La géothermie n’est pas intermittente. Et plus on fore profond, plus on débloque des quantités importantes d'énergie. C’est un vrai avantage. Aux Etats-Unis, des data centers sont construits à proximité de puits géothermiques. Dans un monde où ces installations doivent fonctionner 24 heures sur 24 et 7 jours sur 7, cette option devient de plus en plus attractive.
Je n’ai pas de données précises sur l’augmentation du volume de production dans les prochaines années. Mais la croissance dans ce domaine pourrait être largement menée par les entreprises américaines, avec des investissements du gouvernement. D’autant que de nouveaux usages se développent autour de cette technologie. Par exemple, celui d’utiliser la géothermie comme une batterie. L’idée est simple : on récupère une grande quantité d’énergie solaire, on pompe cette chaleur vers un puits géothermique, puis on l'extrait quand on en a besoin.
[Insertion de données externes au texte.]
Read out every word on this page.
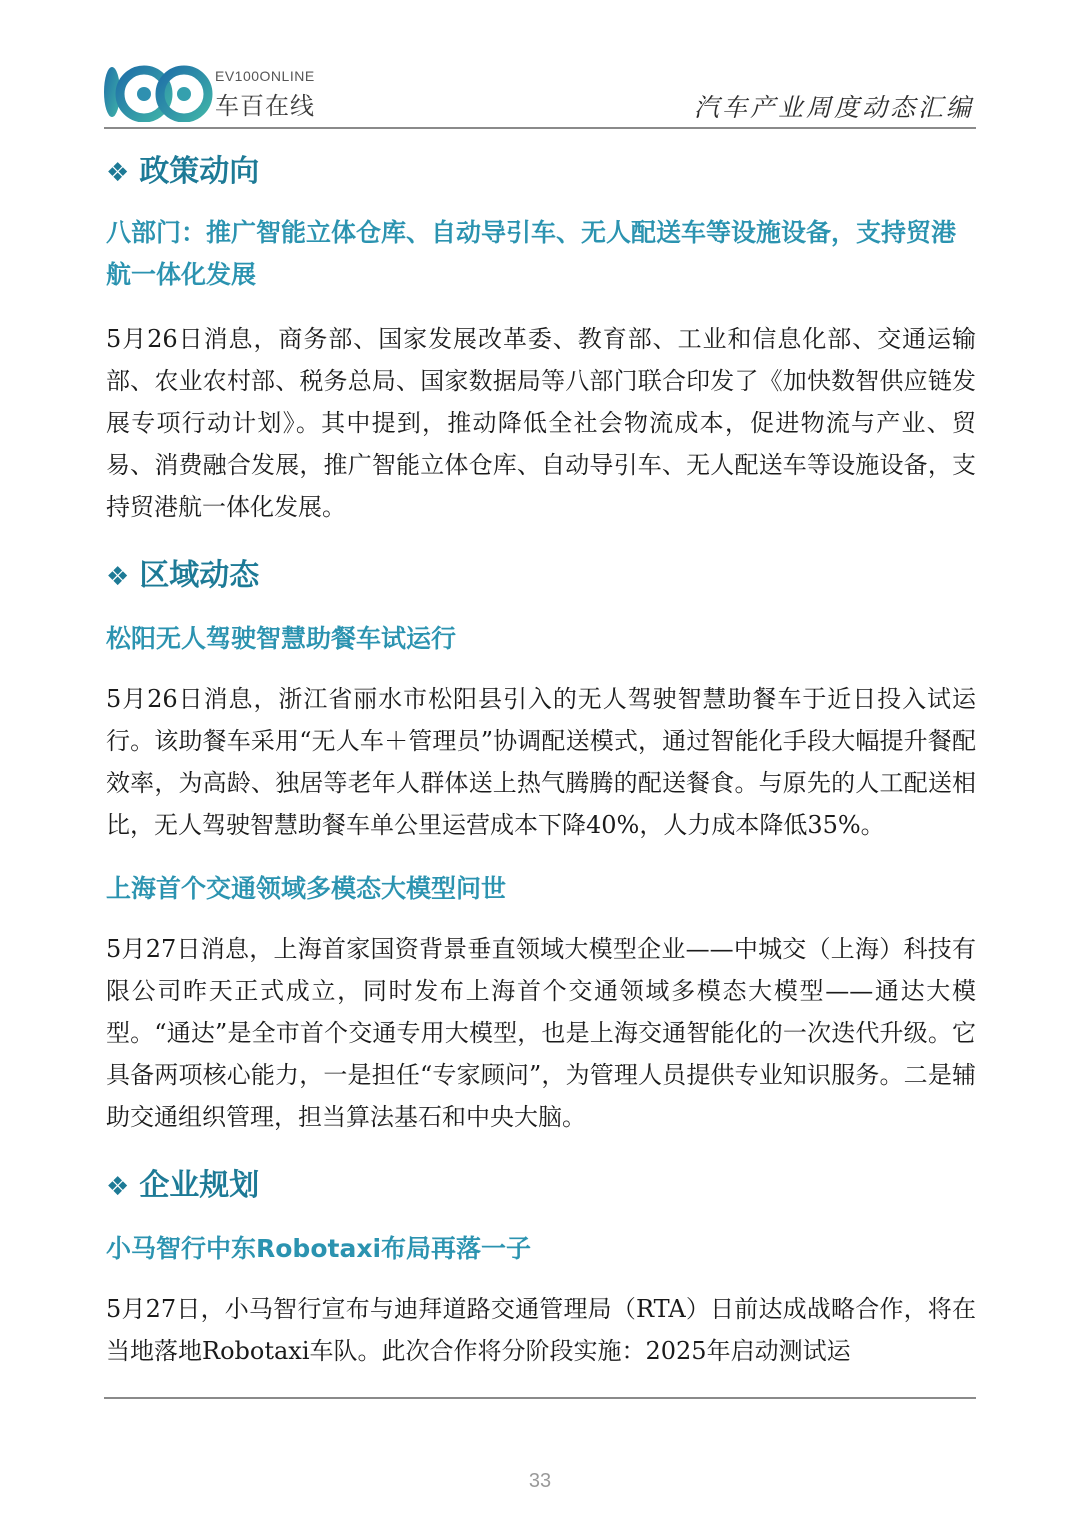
EV100ONLINE
车百在线	汽车产业周度动态汇编
❖ 政策动向
八部门：推广智能立体仓库、自动导引车、无人配送车等设施设备，支持贸港航一体化发展

5月26日消息，商务部、国家发展改革委、教育部、工业和信息化部、交通运输部、农业农村部、税务总局、国家数据局等八部门联合印发了《加快数智供应链发展专项行动计划》。其中提到，推动降低全社会物流成本，促进物流与产业、贸易、消费融合发展，推广智能立体仓库、自动导引车、无人配送车等设施设备，支持贸港航一体化发展。

❖ 区域动态
松阳无人驾驶智慧助餐车试运行

5月26日消息，浙江省丽水市松阳县引入的无人驾驶智慧助餐车于近日投入试运行。该助餐车采用“无人车＋管理员”协调配送模式，通过智能化手段大幅提升餐配效率，为高龄、独居等老年人群体送上热气腾腾的配送餐食。与原先的人工配送相比，无人驾驶智慧助餐车单公里运营成本下降40%，人力成本降低35%。

上海首个交通领域多模态大模型问世

5月27日消息，上海首家国资背景垂直领域大模型企业——中城交（上海）科技有限公司昨天正式成立，同时发布上海首个交通领域多模态大模型——通达大模型。“通达”是全市首个交通专用大模型，也是上海交通智能化的一次迭代升级。它具备两项核心能力，一是担任“专家顾问”，为管理人员提供专业知识服务。二是辅助交通组织管理，担当算法基石和中央大脑。

❖ 企业规划
小马智行中东Robotaxi布局再落一子

5月27日，小马智行宣布与迪拜道路交通管理局（RTA）日前达成战略合作，将在当地落地Robotaxi车队。此次合作将分阶段实施：2025年启动测试运

33
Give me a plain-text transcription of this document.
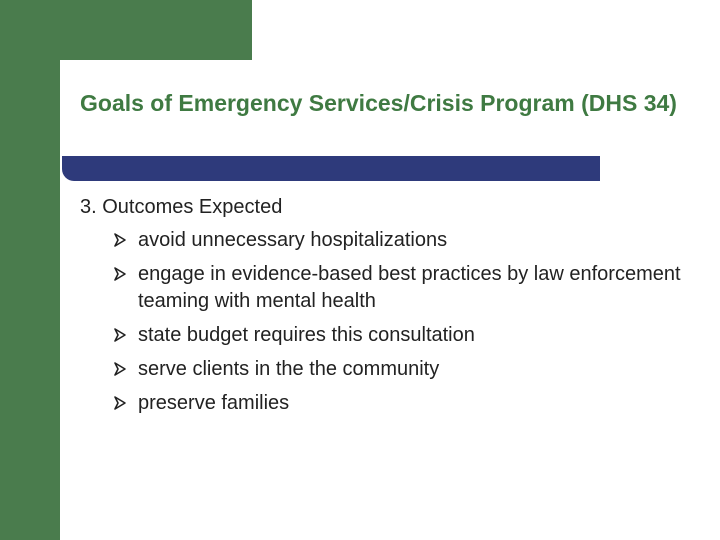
Goals of Emergency Services/Crisis Program (DHS 34)

3. Outcomes Expected

avoid unnecessary hospitalizations
engage in evidence-based best practices by law enforcement teaming with mental health
state budget requires this consultation
serve clients in the the community
preserve families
L'avantage énergétique des Etats-Unis serait donc très lié à la demande des data centers. N’existe-t-il pas un risque de bulle ?
Bien sûr. Mais il faut comprendre que la croissance des data centers, qui est importante, s'accompagne aussi d'une croissance énorme d'autres besoins en électricité. Pour les véhicules ou les motos électriques, par exemple. Ce mouvement très large vers l’électrification, pour une variété d’usages, est parti pour rester, même si la bulle des data centers et de l'IA se dégonfle un peu.
Quel rôle jouent les entreprises de la tech dans cette course au leadership des énergies propres ?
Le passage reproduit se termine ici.